Больше всего меня напугало слово «мы». Кто это «мы»? Сейчас ещё кто-то придёт на помощь этой мучительнице?! От страха я заревела, но рот упрямо не раскрывала, стараясь увернуться от холодных железяк возле лица. Не могу сказать точно, сколько длилась эта экзекуция с выбиванием волшебного слова и чем именно она для меня закончилась – не запомнила. Наверное, что-то я всё-таки промычала, потому что вскоре была освобождена от захвата и дальнейшего наказания не последовало.
И очевидно, из-за пережитого стресса в этот день мне больше не запомнилось больше ничего кроме того, что тянулся он для меня мучительно долго и казалось, мама никогда уже за мной не придёт. Но всё на свете кончается, наступил вечер, и мама, конечно же, пришла за мной. Про ключи и волшебные слова я ей ничего не стала рассказывать, потому что из слов Надежды Викторовны, произнесенных в течение дня в мой адрес, я уже вполне была уверена, что всё так и должно было быть. Что взрослые сильные и всегда лучше знают, как должны поступать дети. Ну, а если воспитательница права, то какой же смысл жаловаться маме на что-либо?
Справедливости ради, стоит сказать, что Надежда Викторовна хоть и на самом деле оказалась строгой и требовательной, но не злой (незлая и добрая – разные вещи) и почти справедливой к детям, за одним исключением.
Но и это исключение вполне можно понять: воспитатели тоже люди, и как у обычных людей, кто-то из детей у них может вызывать гораздо большую симпатию, чем вся группа, вместе взятая. Может, это и непедагогично, но человеческие чувства ещё никто не отменял. К тому же, выказывая симпатию к одной девочке, Надежда Викторовна отнюдь не гнобила других детей.

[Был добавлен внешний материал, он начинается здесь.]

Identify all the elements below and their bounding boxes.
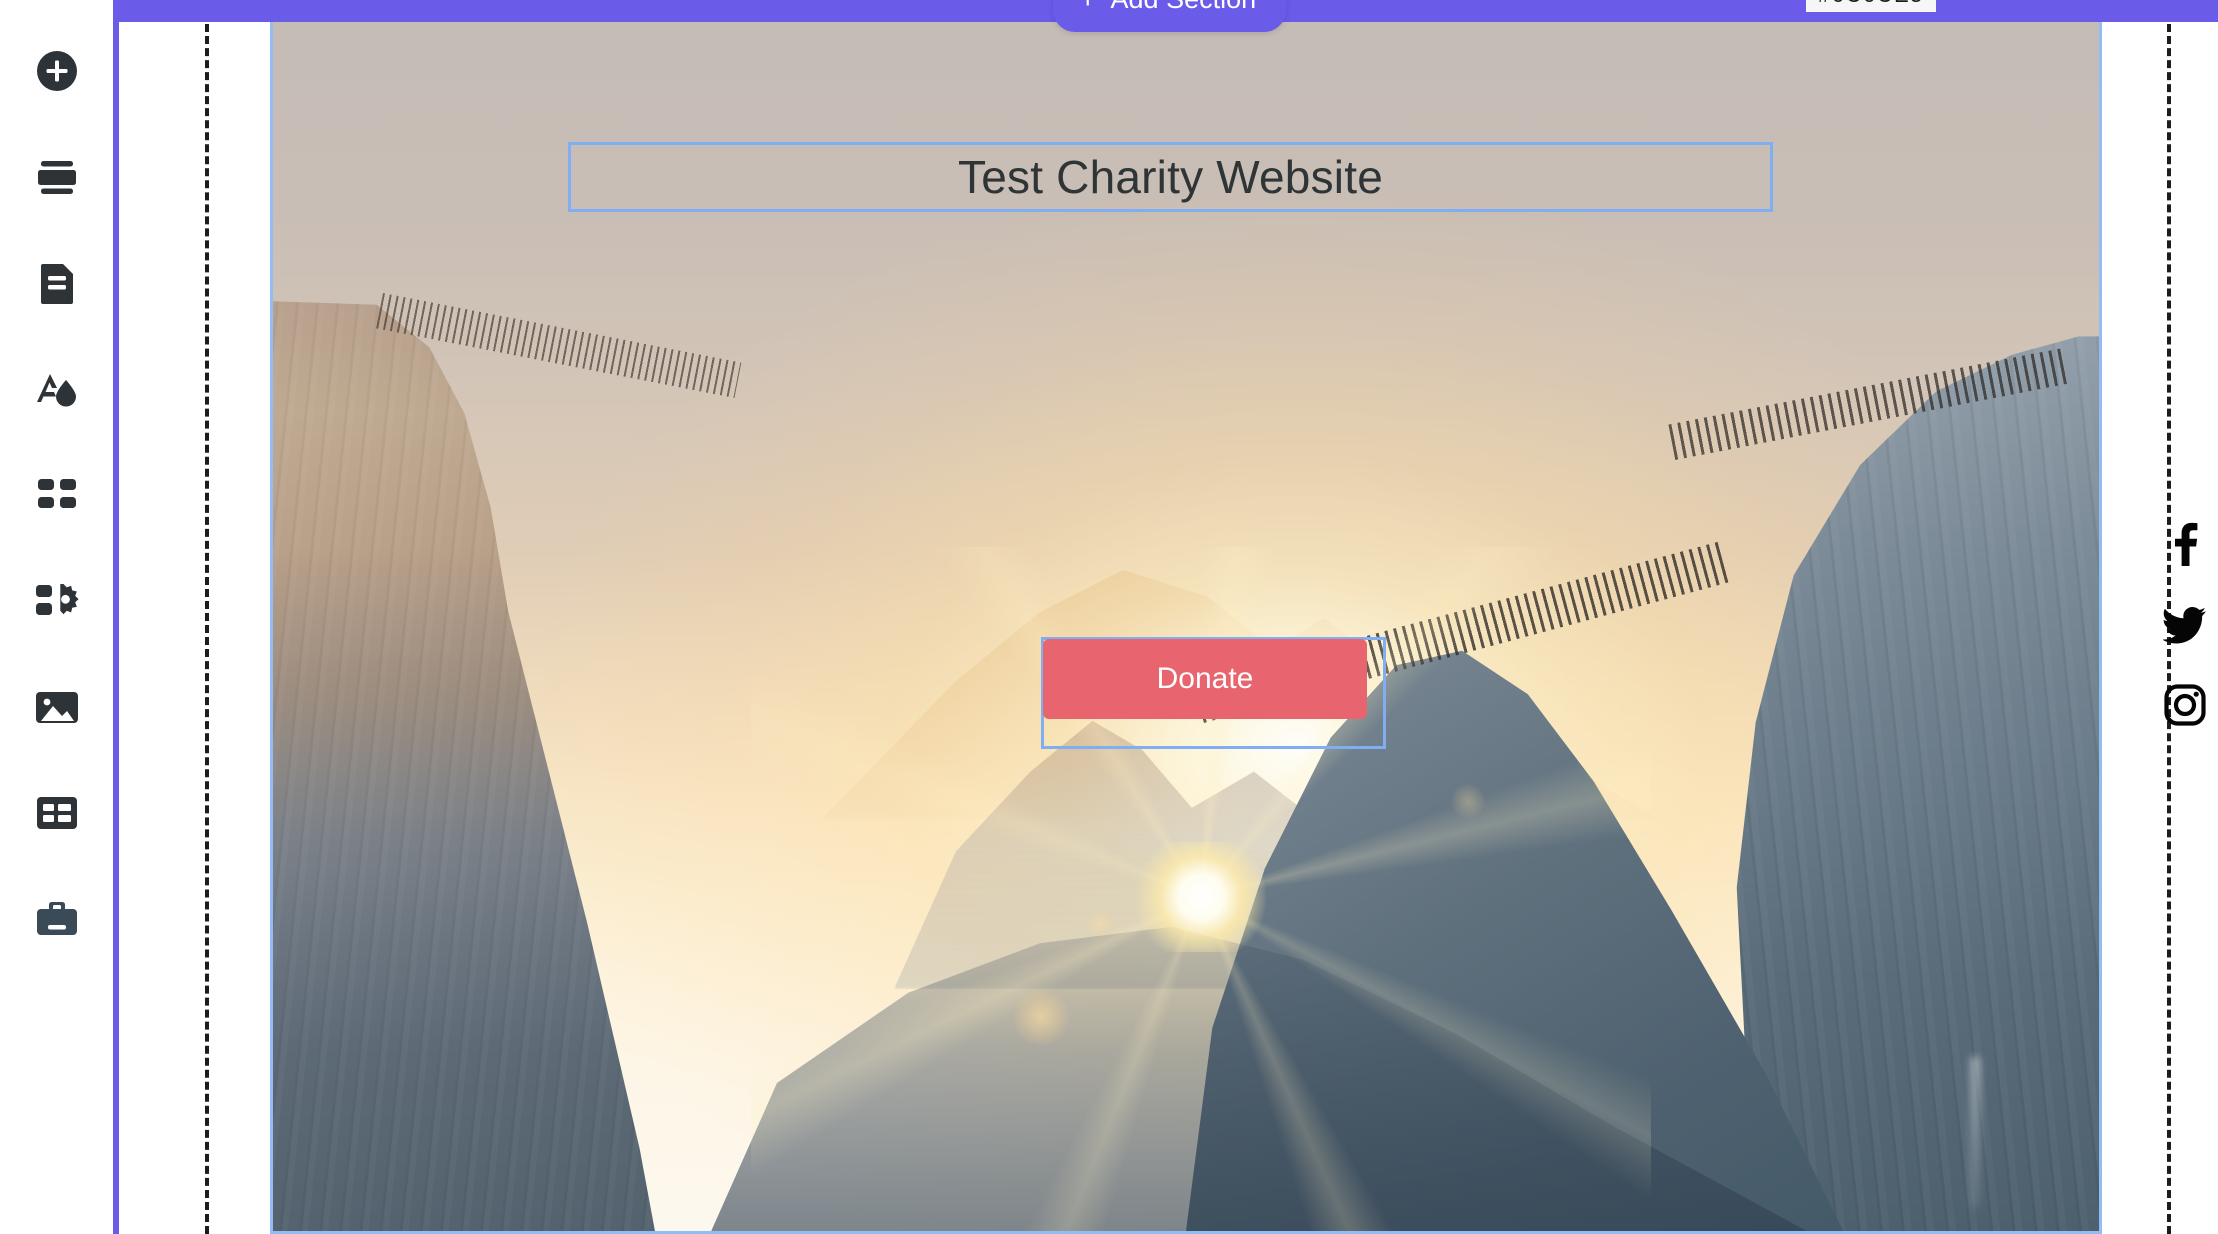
briefcase-icon <box>35 900 79 938</box>
plus-icon: + <box>1079 0 1097 14</box>
heading-element-selection[interactable]: Test Charity Website <box>568 142 1773 212</box>
typography-color-icon <box>33 368 81 410</box>
sidebar-item-pages[interactable] <box>0 230 113 336</box>
sidebar-item-media[interactable] <box>0 654 113 760</box>
page-icon <box>37 261 77 305</box>
sections-icon <box>35 157 79 197</box>
social-links-rail <box>2152 520 2218 726</box>
sidebar-item-layout[interactable] <box>0 760 113 866</box>
sidebar-item-add[interactable] <box>0 18 113 124</box>
facebook-icon[interactable] <box>2168 520 2202 566</box>
twitter-icon[interactable] <box>2161 606 2207 644</box>
tool-sidebar <box>0 0 113 1234</box>
sidebar-item-apps[interactable] <box>0 442 113 548</box>
add-section-button[interactable]: + Add Section <box>1053 0 1287 32</box>
layout-table-icon <box>35 795 79 831</box>
hero-content: Test Charity Website Donate <box>273 22 2099 1231</box>
editor-root: Test Charity Website Donate <box>0 0 2218 1234</box>
page-title[interactable]: Test Charity Website <box>958 150 1383 204</box>
guide-line-left <box>205 0 209 1234</box>
color-value-chip: #6C6CE5 <box>1806 0 1936 12</box>
sidebar-item-blocks[interactable] <box>0 548 113 654</box>
plus-circle-icon <box>35 49 79 93</box>
donate-button[interactable]: Donate <box>1043 639 1367 719</box>
grid-apps-icon <box>35 477 79 513</box>
instagram-icon[interactable] <box>2164 684 2206 726</box>
sidebar-item-theme[interactable] <box>0 336 113 442</box>
site-canvas[interactable]: Test Charity Website Donate <box>270 22 2102 1234</box>
donate-element-selection[interactable]: Donate <box>1041 637 1386 749</box>
image-icon <box>34 688 80 726</box>
sidebar-item-business[interactable] <box>0 866 113 972</box>
sidebar-item-sections[interactable] <box>0 124 113 230</box>
blocks-settings-icon <box>34 582 80 620</box>
add-section-label: Add Section <box>1111 0 1257 15</box>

Просто была ко всем остальным чуть строже, чем к Маше Кузнецовой.
Да и трудно было оставаться равнодушным к такой хорошенькой мордашке, как у Машеньки. Темные кудрявые волосы до плеч, чёрные глаза и, самое главное, Машенька почти всегда и всем улыбалась. Улыбалась так, как улыбается счастливый и всеми любимый ребёнок, который ещё не знает, что не всё в жизни солнечно и радостно. Ну и, конечно, дефицитные подарки для воспитательниц от Манечкиных родителей тоже подкрепляли тёплые чувства к воспитаннице.
Вечер после первого детсадовского дня прошёл спокойно. Мама расспрашивала меня, чем нас кормили, с кем я подружилась и спала ли я днём во время тихого часа. Я совершенно спокойно что-то ей рассказала, ничем не выдав своих страхов по поводу утреннего происшествия, поиграла с сестрой, которая после детсадовской группы показалась мне безопасной, а значит, очень хорошей. Вот когда я оценила её присутствие в своей жизни! Не зря говорят, что всё познаётся в сравнении. Если бы при ней меня кто-то обидел, Олеська не стала бы на это молча смотреть, как дети в детском саду!
Такие уверенные выводы я, видимо, сделала на том основании, что уже на тот момент мы почти всегда заступались друг за друга перед родителями, выгораживая одна другую. Хотя была в этом заступничестве и своеобразная корысть: если одну из нас накажут и поставят в угол, то второй-то будет не с кем играть и придётся скучать в одиночестве!